Gurtler also wonders why it has taken the government so long to bring this legislation in line with the Yukon's human rights laws.

This has been an issue since the territory legalized same-sex marriage in 2004, she noted.

"We're not the first same-sex parents who've tried to register our child. Everybody's been told, ‘adopt, adopt, adopt.'

"Most people have gone that route because they just can't bother to fight it; it's just too much work, which it is, it's a lot of work,” she said.

"One couple, who did adopt, contacted us and said, ‘we went the adoption route, we were new parents, we were too tired to fight it. It took a year; it was awful.'”

On May 9, 2012, Darius Elias, the MLA for Vuntut Gwitchin, brought forward a motion urging the government to undertake a full review of the territory's family, child, and property laws and to address various issues, including those which discriminate against same-sex couples.
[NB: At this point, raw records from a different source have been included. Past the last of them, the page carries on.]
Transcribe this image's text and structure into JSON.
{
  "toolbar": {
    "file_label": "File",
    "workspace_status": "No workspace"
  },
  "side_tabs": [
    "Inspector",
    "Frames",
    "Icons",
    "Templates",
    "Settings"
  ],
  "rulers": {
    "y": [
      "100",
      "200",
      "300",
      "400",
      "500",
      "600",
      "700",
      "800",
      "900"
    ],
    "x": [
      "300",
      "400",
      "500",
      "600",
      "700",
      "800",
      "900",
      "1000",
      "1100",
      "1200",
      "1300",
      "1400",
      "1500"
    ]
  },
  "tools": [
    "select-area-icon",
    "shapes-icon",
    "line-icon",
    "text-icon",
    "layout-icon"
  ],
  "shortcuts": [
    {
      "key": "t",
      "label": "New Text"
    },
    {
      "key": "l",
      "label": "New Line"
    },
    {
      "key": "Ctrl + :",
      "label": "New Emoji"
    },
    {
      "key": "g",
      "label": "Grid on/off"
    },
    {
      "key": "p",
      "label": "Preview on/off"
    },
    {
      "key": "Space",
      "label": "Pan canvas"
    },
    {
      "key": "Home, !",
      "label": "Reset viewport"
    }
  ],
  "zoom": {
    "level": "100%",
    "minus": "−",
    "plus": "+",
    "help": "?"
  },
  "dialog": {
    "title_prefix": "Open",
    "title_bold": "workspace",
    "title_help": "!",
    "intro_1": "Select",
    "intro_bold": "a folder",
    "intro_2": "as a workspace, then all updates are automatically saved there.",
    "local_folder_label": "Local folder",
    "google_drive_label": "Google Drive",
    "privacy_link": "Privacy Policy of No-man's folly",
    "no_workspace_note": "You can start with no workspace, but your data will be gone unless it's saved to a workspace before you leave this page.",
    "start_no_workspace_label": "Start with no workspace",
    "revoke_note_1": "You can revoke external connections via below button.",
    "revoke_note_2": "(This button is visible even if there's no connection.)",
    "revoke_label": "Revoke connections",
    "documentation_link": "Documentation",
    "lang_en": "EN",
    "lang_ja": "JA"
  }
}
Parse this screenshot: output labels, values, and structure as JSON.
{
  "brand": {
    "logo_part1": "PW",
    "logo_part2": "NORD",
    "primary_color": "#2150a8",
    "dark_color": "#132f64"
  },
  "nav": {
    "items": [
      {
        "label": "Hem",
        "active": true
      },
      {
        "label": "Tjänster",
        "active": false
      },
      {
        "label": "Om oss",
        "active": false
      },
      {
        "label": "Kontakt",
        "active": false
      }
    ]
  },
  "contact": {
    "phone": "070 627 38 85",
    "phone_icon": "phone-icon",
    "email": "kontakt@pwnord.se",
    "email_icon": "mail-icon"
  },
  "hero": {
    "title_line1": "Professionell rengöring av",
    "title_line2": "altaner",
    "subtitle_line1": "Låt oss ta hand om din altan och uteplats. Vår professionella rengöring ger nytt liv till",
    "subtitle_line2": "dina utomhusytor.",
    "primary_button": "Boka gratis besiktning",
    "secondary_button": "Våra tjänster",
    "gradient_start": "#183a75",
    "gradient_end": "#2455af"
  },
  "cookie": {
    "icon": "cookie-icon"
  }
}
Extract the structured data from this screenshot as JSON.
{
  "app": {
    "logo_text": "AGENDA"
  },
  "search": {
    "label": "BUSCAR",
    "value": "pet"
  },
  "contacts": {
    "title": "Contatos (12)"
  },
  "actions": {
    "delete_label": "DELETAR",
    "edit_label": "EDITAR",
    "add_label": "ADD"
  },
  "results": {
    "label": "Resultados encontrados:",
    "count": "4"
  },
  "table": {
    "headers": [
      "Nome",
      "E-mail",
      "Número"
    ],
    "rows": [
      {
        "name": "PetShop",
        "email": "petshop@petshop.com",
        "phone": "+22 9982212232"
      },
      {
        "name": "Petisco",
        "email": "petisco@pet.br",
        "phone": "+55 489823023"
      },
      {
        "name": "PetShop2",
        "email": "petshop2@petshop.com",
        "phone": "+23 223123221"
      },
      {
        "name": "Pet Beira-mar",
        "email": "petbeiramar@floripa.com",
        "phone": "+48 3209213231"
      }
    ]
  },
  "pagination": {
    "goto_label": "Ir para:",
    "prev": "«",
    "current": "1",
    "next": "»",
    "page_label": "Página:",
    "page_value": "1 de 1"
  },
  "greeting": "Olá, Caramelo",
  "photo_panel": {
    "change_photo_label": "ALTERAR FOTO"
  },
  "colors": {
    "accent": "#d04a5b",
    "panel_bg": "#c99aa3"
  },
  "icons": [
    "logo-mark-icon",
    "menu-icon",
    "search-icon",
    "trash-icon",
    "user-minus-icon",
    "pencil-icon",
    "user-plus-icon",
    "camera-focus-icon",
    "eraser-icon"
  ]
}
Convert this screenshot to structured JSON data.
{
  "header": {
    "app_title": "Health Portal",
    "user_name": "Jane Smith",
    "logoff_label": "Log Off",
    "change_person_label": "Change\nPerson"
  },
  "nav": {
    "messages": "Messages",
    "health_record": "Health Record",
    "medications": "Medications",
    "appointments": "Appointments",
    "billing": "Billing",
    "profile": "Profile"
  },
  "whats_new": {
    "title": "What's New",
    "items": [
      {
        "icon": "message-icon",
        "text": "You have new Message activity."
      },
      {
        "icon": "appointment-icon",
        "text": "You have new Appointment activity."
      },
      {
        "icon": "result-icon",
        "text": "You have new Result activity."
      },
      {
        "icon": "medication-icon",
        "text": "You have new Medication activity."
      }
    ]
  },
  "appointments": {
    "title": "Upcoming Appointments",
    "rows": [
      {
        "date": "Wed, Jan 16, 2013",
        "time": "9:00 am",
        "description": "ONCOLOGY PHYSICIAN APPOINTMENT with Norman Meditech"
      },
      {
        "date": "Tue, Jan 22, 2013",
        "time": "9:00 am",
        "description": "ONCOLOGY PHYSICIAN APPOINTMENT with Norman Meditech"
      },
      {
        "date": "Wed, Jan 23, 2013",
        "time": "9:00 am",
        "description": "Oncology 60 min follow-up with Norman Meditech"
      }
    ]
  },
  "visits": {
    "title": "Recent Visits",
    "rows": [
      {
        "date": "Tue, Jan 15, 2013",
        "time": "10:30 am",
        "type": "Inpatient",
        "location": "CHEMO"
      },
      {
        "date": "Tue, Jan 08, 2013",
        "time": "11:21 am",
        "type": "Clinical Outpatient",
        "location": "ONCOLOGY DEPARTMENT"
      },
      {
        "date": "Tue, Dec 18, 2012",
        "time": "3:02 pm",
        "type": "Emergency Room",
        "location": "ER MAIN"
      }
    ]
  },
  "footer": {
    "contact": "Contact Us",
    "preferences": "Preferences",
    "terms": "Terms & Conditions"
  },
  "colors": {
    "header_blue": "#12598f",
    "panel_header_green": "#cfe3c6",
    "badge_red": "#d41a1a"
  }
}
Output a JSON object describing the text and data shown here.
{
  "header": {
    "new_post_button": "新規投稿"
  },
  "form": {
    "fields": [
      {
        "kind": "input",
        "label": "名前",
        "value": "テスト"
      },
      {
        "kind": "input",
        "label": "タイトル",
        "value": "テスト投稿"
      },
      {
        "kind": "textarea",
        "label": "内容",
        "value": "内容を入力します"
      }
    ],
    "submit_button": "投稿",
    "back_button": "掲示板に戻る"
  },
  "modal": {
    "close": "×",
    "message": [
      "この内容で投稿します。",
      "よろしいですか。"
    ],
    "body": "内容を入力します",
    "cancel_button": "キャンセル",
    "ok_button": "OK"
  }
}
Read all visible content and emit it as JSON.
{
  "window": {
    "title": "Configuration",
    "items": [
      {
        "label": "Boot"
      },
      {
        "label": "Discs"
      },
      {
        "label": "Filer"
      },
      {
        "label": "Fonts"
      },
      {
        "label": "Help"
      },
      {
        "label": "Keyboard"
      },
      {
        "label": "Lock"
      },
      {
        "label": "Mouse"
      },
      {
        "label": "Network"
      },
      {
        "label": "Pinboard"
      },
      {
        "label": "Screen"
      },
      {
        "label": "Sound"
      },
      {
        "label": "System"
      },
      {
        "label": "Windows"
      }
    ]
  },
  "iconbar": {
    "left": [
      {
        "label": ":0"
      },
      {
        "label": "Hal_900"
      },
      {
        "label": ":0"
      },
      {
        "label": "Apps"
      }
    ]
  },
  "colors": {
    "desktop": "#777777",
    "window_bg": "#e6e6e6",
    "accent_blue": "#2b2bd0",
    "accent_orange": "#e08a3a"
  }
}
While Graham said Tuesday he wasn't aware of this issue until Gurtler and Krikorian raised it, the government has been alerted to the problem at least once before.

"In 2012, someone brought it to their attention and they chose not to do it,” said Gurtler.

"My partner's much more optimistic than I am, and she believes this is going to be resolved quickly,” she said.

"When I have it in my hand, I'll believe it, because they've put it off and they've put it off and they've put it off.

"I don't know how many people they've sent down the adoption road, which is clearly discriminatory,” she said.